Gimmel and Nipper, the old man looking ready to collapse himself, nodded and stooped to help her carry Altin, while Kettle and Tytamon made their way with Pernie helping both of them as best one child could.

They ran through the smoke and dust toward the ship’s lights, carefully going around the back, avoiding the crisscross of so much laser fire.

As they came up the ship’s lowered loading ramp, they could hear Roberto cursing their slow progress almost as much as he was cursing the orcs, his hands a blur of movement, targeting orcs manually with the lasers, launching missiles, and preparing to take off again all at once.

“Good God!” he said as they scrambled in. “What the hell did you guys do to piss them all off?”

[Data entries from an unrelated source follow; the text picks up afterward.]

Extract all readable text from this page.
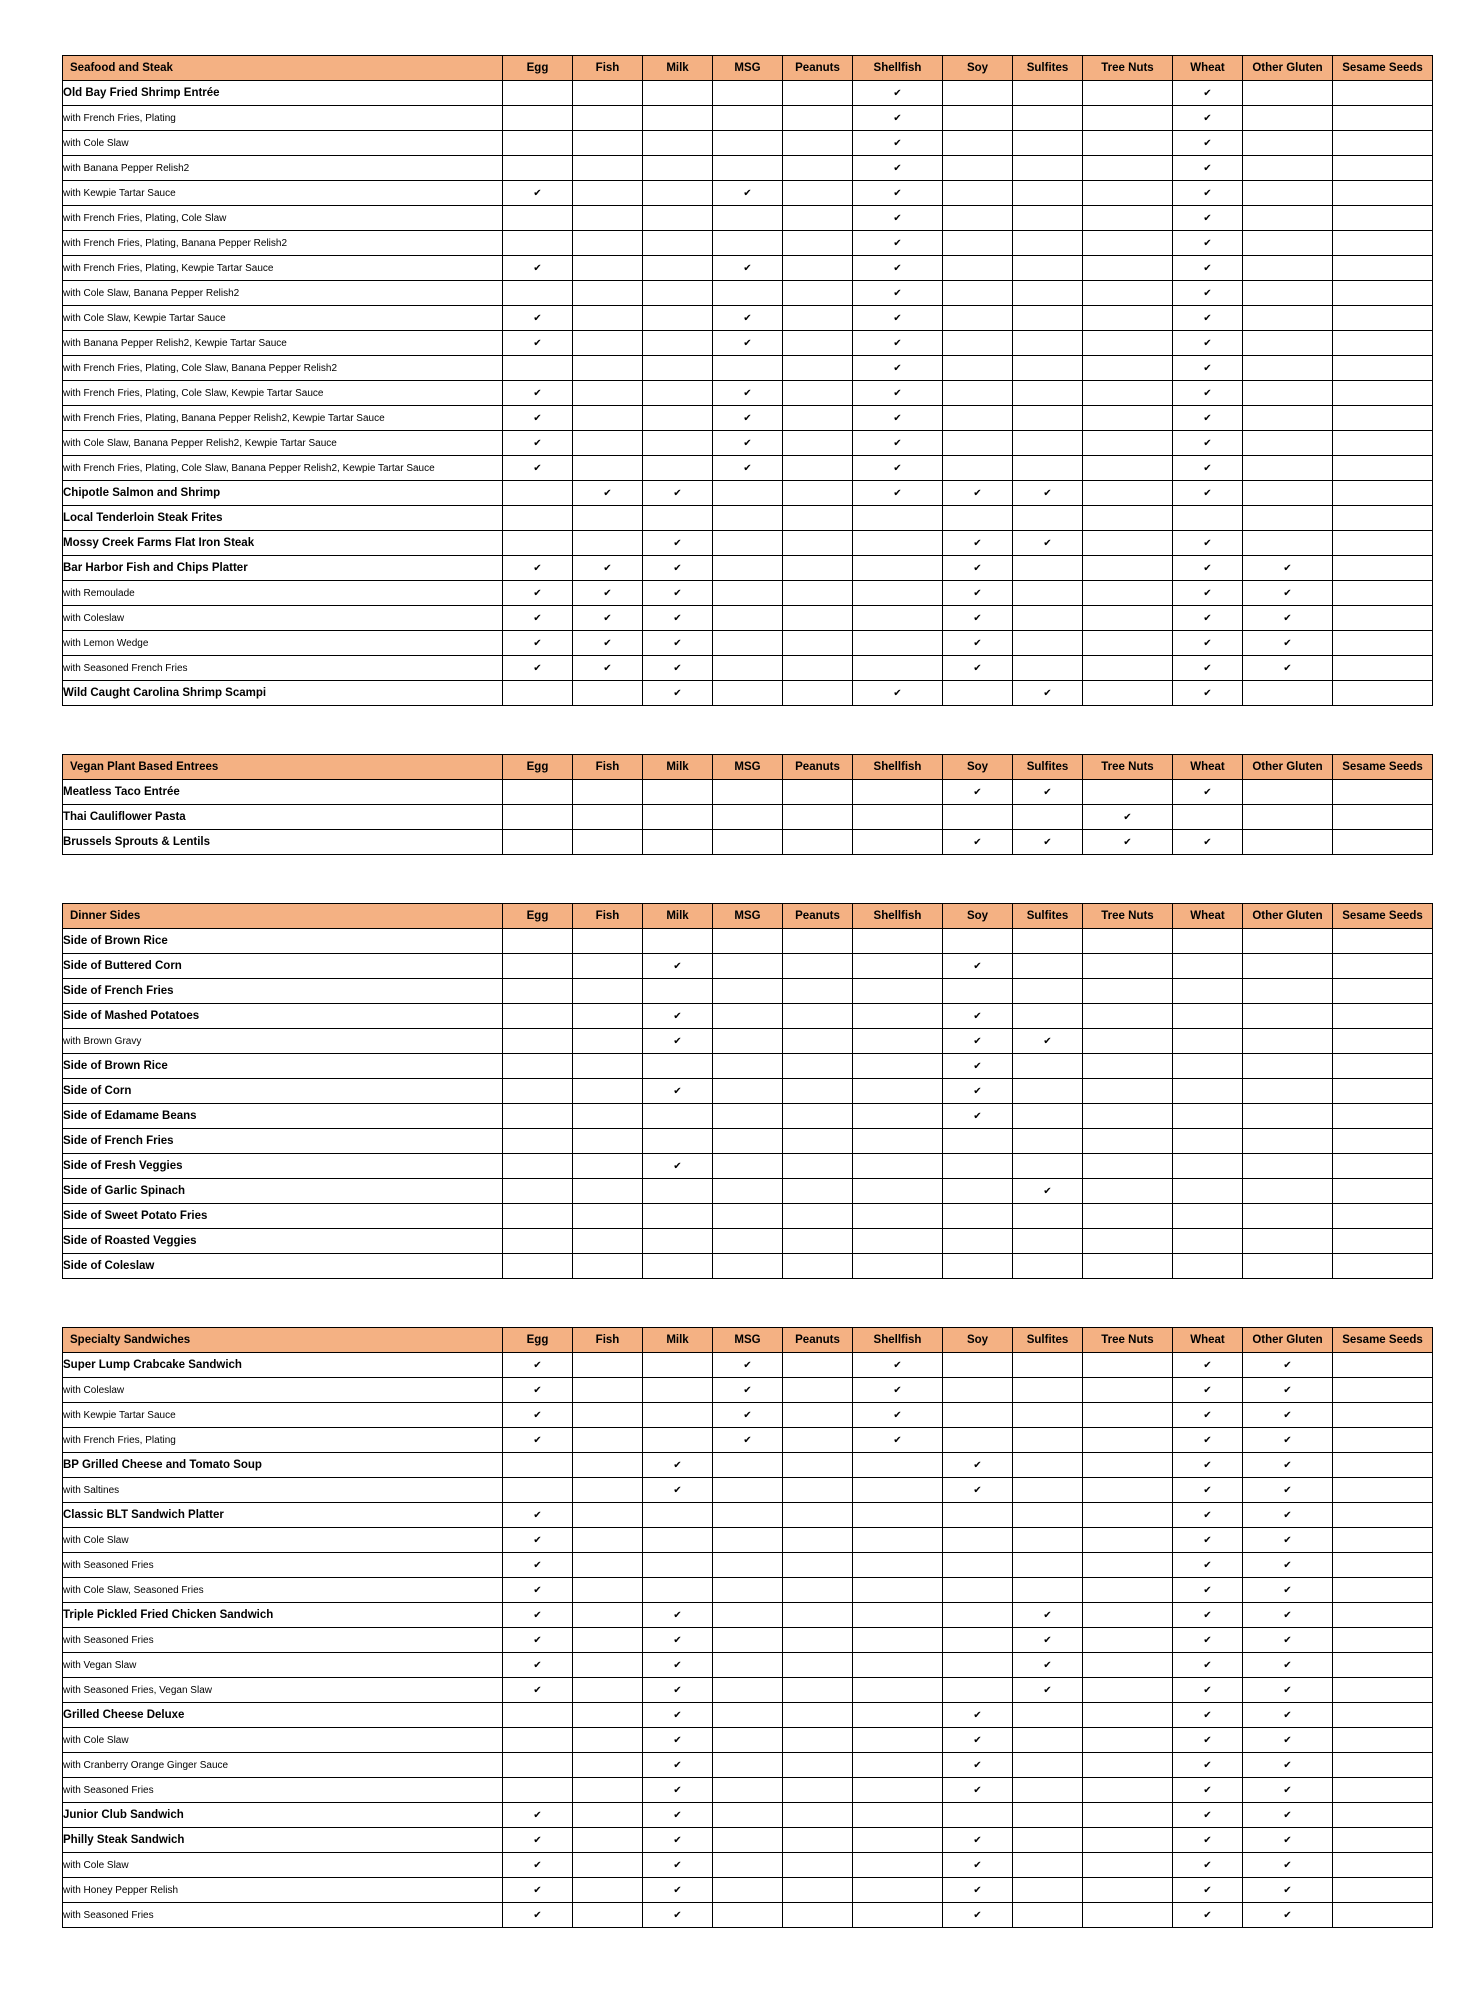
Seafood and Steak	Egg	Fish	Milk	MSG	Peanuts	Shellfish	Soy	Sulfites	Tree Nuts	Wheat	Other Gluten	Sesame Seeds
Old Bay Fried Shrimp Entrée						✔				✔		
with French Fries, Plating						✔				✔		
with Cole Slaw						✔				✔		
with Banana Pepper Relish2						✔				✔		
with Kewpie Tartar Sauce	✔			✔		✔				✔		
with French Fries, Plating, Cole Slaw						✔				✔		
with French Fries, Plating, Banana Pepper Relish2						✔				✔		
with French Fries, Plating, Kewpie Tartar Sauce	✔			✔		✔				✔		
with Cole Slaw, Banana Pepper Relish2						✔				✔		
with Cole Slaw, Kewpie Tartar Sauce	✔			✔		✔				✔		
with Banana Pepper Relish2, Kewpie Tartar Sauce	✔			✔		✔				✔		
with French Fries, Plating, Cole Slaw, Banana Pepper Relish2						✔				✔		
with French Fries, Plating, Cole Slaw, Kewpie Tartar Sauce	✔			✔		✔				✔		
with French Fries, Plating, Banana Pepper Relish2, Kewpie Tartar Sauce	✔			✔		✔				✔		
with Cole Slaw, Banana Pepper Relish2, Kewpie Tartar Sauce	✔			✔		✔				✔		
with French Fries, Plating, Cole Slaw, Banana Pepper Relish2, Kewpie Tartar Sauce	✔			✔		✔				✔		
Chipotle Salmon and Shrimp		✔	✔			✔	✔	✔		✔		
Local Tenderloin Steak Frites												
Mossy Creek Farms Flat Iron Steak			✔				✔	✔		✔		
Bar Harbor Fish and Chips Platter	✔	✔	✔				✔			✔	✔	
with Remoulade	✔	✔	✔				✔			✔	✔	
with Coleslaw	✔	✔	✔				✔			✔	✔	
with Lemon Wedge	✔	✔	✔				✔			✔	✔	
with Seasoned French Fries	✔	✔	✔				✔			✔	✔	
Wild Caught Carolina Shrimp Scampi			✔			✔		✔		✔		
Vegan Plant Based Entrees	Egg	Fish	Milk	MSG	Peanuts	Shellfish	Soy	Sulfites	Tree Nuts	Wheat	Other Gluten	Sesame Seeds
Meatless Taco Entrée							✔	✔		✔		
Thai Cauliflower Pasta									✔			
Brussels Sprouts & Lentils							✔	✔	✔	✔		
Dinner Sides	Egg	Fish	Milk	MSG	Peanuts	Shellfish	Soy	Sulfites	Tree Nuts	Wheat	Other Gluten	Sesame Seeds
Side of Brown Rice												
Side of Buttered Corn			✔				✔					
Side of French Fries												
Side of Mashed Potatoes			✔				✔					
with Brown Gravy			✔				✔	✔				
Side of Brown Rice							✔					
Side of Corn			✔				✔					
Side of Edamame Beans							✔					
Side of French Fries												
Side of Fresh Veggies			✔									
Side of Garlic Spinach								✔				
Side of Sweet Potato Fries												
Side of Roasted Veggies												
Side of Coleslaw												
Specialty Sandwiches	Egg	Fish	Milk	MSG	Peanuts	Shellfish	Soy	Sulfites	Tree Nuts	Wheat	Other Gluten	Sesame Seeds
Super Lump Crabcake Sandwich	✔			✔		✔				✔	✔	
with Coleslaw	✔			✔		✔				✔	✔	
with Kewpie Tartar Sauce	✔			✔		✔				✔	✔	
with French Fries, Plating	✔			✔		✔				✔	✔	
BP Grilled Cheese and Tomato Soup			✔				✔			✔	✔	
with Saltines			✔				✔			✔	✔	
Classic BLT Sandwich Platter	✔									✔	✔	
with Cole Slaw	✔									✔	✔	
with Seasoned Fries	✔									✔	✔	
with Cole Slaw, Seasoned Fries	✔									✔	✔	
Triple Pickled Fried Chicken Sandwich	✔		✔					✔		✔	✔	
with Seasoned Fries	✔		✔					✔		✔	✔	
with Vegan Slaw	✔		✔					✔		✔	✔	
with Seasoned Fries, Vegan Slaw	✔		✔					✔		✔	✔	
Grilled Cheese Deluxe			✔				✔			✔	✔	
with Cole Slaw			✔				✔			✔	✔	
with Cranberry Orange Ginger Sauce			✔				✔			✔	✔	
with Seasoned Fries			✔				✔			✔	✔	
Junior Club Sandwich	✔		✔							✔	✔	
Philly Steak Sandwich	✔		✔				✔			✔	✔	
with Cole Slaw	✔		✔				✔			✔	✔	
with Honey Pepper Relish	✔		✔				✔			✔	✔	
with Seasoned Fries	✔		✔				✔			✔	✔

“Close it, close it,” Orli cried, shooting an orc that had already made it to the bottom of the ramp. She winced at the sound and the recoil of the shot, sure she’d missed, but the orc fell backward, most of its left shoulder gone.

Orli kept shooting orcs as the hydraulics slowly raised the hatch, the metallic clatter of the casings falling loudly and tumbling down after her victims in a cascade of spinning brass. Finally the ship began to rise. Two orcs tried to leap for the bottom of the ramp from the wall but missed. She watched them fall into the milling sea of their fellows.